E niente. Aggiungo ancora un altro episodio, visto che comunque mi ha chiesto di parlare
di un’altra cosa. Diciamo nell’ultimo, poco dopo questo filmato, nell’ultimo mese e mezzo
della sua vita, Giulia ha pensato che noi non ringraziassimo a sufficienza il Signore. E così
ha incominciato a pensare di scrivere una preghiera di puro ringraziamento, perché,
diceva, nelle nostre preghiere, nell’”Ave Maria”, nel “Padre Nostro”, c’è sempre una
richiesta: “Dacci oggi il nostro pane quotidiano”, “Prega per noi peccatori”. E quindi si è
messa ad elencare tutti i motivi per cui noi dobbiamo ringraziare il Signore. Ha pensato
che la preghiera era bello recitarla sulla corona del Rosario e ha preparato una preghiera
iniziale e le due parti corali che sostituiscono l’”Ave Maria” e il “Padre Nostro”. L’ha letta,
l’ha vista, l’ha riletta una sacco di volte e poi un giorno mi guarda e mi dice: “Prova a
recitarla, mamma”. Allora io arrivo verso la terza decina e Giulia mi dice: “Alt! Fermati! Ti
viene da chiedere qualcosa al Signore?”. Io dico: “No. Sto ringraziando”. M’ha detto: “Ah,
meno male! Altrimenti avrei dovuto rivedere parola per parola tutto quello che avevo
scritto!”. Io ho sudato, perché era un mese che rivedeva tutto. Mentre l’ultima parte, la
preghiera finale, l’ha dettata praticamente esattamente due anni fa, l’ultimo, il penultimo
giorno, la sera prima, il 18 di agosto. Qua, come dicevo prima, ringrazia per l’ottima salute
proprio l’ultimo giorno che lei la salute non l’aveva più; ma era sempre riferito alla salute
del cuore, dell’anima, alla parte spirituale. Poi, agli inizi di agosto, ha incontrato un pittore
bergamasco, il pittore Gamba, al quale ha chiesto di illustrare la sua coroncina; gli ha
chiesto un Gesù e la Madonna che accennassero ad un sorriso, sereni perché noi li
stiamo ringraziando ed una bambina che corre incontro con le braccia aperte, che è
l’accoglienza. Poi lui ha realizzato con l’ombra della bimba una croce; però l’aveva messa
tra la bimba e Gesù e la Madonna, proprio qua, sul davanti. Lei l’ha guardato e ha detto:
“Sei stato bravissimo. È veramente bello; però l’ombra mettimela dietro: la luce viene dal
Signore”. Quando tornerà Gamba con la sua tela rifatta, arriverà il 16 di agosto, la vede,
dice: “Così è giusta. Bravissimo! Però io parlo della trinità; non è che mi faresti la trinità?”.

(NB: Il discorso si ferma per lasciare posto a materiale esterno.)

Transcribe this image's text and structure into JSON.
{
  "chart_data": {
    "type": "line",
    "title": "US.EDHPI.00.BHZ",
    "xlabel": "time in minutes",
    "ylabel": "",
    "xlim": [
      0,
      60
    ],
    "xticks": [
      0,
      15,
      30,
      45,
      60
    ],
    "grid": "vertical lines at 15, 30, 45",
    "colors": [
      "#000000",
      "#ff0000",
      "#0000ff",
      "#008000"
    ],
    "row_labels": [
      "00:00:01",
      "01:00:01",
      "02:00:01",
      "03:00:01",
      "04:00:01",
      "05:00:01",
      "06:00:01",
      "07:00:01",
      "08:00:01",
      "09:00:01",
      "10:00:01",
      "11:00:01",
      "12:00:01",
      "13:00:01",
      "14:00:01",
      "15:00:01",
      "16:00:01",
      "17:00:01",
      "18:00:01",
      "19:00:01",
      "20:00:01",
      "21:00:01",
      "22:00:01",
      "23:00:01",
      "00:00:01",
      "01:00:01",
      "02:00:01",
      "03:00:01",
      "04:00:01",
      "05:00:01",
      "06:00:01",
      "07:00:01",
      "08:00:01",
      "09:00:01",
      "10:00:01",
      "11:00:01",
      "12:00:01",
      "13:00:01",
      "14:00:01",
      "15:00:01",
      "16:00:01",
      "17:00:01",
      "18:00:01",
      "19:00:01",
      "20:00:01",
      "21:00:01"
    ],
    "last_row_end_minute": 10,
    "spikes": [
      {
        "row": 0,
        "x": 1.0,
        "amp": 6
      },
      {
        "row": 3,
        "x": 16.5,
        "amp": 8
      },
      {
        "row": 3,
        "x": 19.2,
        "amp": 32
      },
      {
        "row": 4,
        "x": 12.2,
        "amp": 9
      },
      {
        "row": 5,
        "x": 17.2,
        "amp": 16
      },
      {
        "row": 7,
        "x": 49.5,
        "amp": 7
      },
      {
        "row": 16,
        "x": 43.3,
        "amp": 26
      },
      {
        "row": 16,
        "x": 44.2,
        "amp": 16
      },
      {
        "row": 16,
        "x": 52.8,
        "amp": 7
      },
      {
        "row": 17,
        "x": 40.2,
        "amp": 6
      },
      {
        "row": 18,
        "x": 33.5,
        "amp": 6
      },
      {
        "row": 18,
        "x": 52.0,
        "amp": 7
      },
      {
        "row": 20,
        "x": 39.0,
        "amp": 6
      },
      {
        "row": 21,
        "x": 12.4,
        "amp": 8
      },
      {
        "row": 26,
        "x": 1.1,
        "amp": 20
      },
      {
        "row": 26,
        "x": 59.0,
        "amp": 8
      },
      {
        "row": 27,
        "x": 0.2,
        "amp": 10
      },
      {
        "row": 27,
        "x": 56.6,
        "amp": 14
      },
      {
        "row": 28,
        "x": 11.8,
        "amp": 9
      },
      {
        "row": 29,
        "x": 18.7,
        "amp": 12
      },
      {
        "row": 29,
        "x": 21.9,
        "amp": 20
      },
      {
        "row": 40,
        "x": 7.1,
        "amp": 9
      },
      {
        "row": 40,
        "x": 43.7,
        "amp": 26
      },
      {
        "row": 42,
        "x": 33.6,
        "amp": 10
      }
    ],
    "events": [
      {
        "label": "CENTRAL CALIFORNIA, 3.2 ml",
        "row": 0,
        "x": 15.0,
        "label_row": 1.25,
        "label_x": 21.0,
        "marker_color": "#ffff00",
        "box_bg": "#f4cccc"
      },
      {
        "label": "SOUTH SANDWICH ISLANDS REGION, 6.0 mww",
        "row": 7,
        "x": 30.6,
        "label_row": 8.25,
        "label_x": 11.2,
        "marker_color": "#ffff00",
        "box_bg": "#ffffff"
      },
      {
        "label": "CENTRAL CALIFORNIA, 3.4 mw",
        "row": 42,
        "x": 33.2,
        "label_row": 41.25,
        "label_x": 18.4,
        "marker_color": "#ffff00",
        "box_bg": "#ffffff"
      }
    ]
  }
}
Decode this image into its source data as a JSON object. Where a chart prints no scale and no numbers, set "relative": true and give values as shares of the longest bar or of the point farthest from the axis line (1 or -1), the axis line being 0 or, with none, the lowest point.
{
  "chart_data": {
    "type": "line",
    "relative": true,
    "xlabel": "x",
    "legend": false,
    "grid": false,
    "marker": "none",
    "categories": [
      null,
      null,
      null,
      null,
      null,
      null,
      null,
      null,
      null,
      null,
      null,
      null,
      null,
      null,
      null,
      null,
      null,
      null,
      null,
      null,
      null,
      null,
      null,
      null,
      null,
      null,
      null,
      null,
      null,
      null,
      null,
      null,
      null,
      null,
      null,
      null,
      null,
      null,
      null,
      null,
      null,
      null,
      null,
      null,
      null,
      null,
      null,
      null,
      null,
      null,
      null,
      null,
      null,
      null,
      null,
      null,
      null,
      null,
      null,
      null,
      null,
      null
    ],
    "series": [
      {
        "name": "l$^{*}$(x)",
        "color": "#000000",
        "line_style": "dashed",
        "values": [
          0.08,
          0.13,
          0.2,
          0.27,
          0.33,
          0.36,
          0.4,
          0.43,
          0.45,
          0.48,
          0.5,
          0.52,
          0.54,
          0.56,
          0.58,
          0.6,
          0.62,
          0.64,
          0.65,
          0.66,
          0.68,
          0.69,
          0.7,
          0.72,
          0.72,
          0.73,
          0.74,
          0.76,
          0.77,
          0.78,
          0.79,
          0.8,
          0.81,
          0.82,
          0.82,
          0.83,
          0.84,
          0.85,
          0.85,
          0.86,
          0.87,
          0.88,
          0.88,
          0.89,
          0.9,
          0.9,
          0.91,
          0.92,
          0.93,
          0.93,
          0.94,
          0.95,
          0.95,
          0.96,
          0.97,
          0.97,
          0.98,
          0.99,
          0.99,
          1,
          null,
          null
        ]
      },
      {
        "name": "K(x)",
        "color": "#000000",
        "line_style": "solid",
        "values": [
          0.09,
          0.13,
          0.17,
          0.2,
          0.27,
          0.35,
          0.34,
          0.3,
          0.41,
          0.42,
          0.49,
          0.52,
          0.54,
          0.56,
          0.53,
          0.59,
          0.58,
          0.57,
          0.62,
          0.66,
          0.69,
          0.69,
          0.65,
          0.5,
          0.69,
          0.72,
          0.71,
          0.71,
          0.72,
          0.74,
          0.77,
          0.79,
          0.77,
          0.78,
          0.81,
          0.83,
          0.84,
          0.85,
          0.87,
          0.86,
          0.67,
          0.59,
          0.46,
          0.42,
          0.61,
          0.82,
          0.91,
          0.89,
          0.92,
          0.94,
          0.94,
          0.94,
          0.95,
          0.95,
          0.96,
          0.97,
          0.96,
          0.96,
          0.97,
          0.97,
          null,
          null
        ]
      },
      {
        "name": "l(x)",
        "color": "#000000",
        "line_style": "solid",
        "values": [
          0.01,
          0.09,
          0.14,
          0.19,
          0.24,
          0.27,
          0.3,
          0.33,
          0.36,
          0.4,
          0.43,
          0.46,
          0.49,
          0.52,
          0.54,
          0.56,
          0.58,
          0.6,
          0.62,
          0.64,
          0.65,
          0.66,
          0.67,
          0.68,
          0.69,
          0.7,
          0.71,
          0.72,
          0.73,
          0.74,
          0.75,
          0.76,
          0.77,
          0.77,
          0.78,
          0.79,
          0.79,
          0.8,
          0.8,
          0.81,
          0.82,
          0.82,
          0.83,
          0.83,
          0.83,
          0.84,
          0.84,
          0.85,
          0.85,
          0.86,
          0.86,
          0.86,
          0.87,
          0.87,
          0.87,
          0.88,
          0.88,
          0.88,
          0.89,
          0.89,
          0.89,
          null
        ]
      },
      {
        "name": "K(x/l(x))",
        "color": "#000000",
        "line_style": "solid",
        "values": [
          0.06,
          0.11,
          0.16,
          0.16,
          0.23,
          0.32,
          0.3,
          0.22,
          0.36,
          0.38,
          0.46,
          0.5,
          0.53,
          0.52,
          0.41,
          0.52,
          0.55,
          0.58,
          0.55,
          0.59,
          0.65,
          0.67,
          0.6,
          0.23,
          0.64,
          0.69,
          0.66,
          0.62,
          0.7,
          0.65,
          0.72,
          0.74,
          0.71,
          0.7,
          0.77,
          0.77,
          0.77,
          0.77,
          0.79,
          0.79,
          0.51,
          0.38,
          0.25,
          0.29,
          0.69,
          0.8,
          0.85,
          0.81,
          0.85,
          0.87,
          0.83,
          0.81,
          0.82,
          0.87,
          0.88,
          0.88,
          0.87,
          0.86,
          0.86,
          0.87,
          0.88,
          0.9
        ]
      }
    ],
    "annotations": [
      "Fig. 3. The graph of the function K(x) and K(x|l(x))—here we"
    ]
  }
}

Il pittore si è un po’ spaventato, perché dice: “È difficile spiegarla a parole, figuriamoci
dipingerla; però se vuoi posso farti Gesù che si rispecchia in Dio Padre con uno scambio
di colori che sale e scende da Padre in Figlio, che è lo Spirito Santo”. “Bravissimo. Me l’hai
spiegata molto bene; ma sai, la gente coi colori non capisce che è lo Spirito Santo, mettici
la colomba in mezzo”. Questa sarà pronta per il 22 di Agosto, il giorno del funerale di
Giulia, però la sua coroncina è realizzata.
PAOLA MARENCO:
Grazie, Giulia, che ci hai fatto vedere che non si sconfigge il buio parlando della luce
nell’oscurità, ma accendendo una lampada – e non a caso Papa Francesco parla della
fede come della luce – e ci hai fatto vedere che in quella situazione in cui eri, che taglia le
gambe, non solo non soffocavi, ma respiravi già sempre più a pieni polmoni.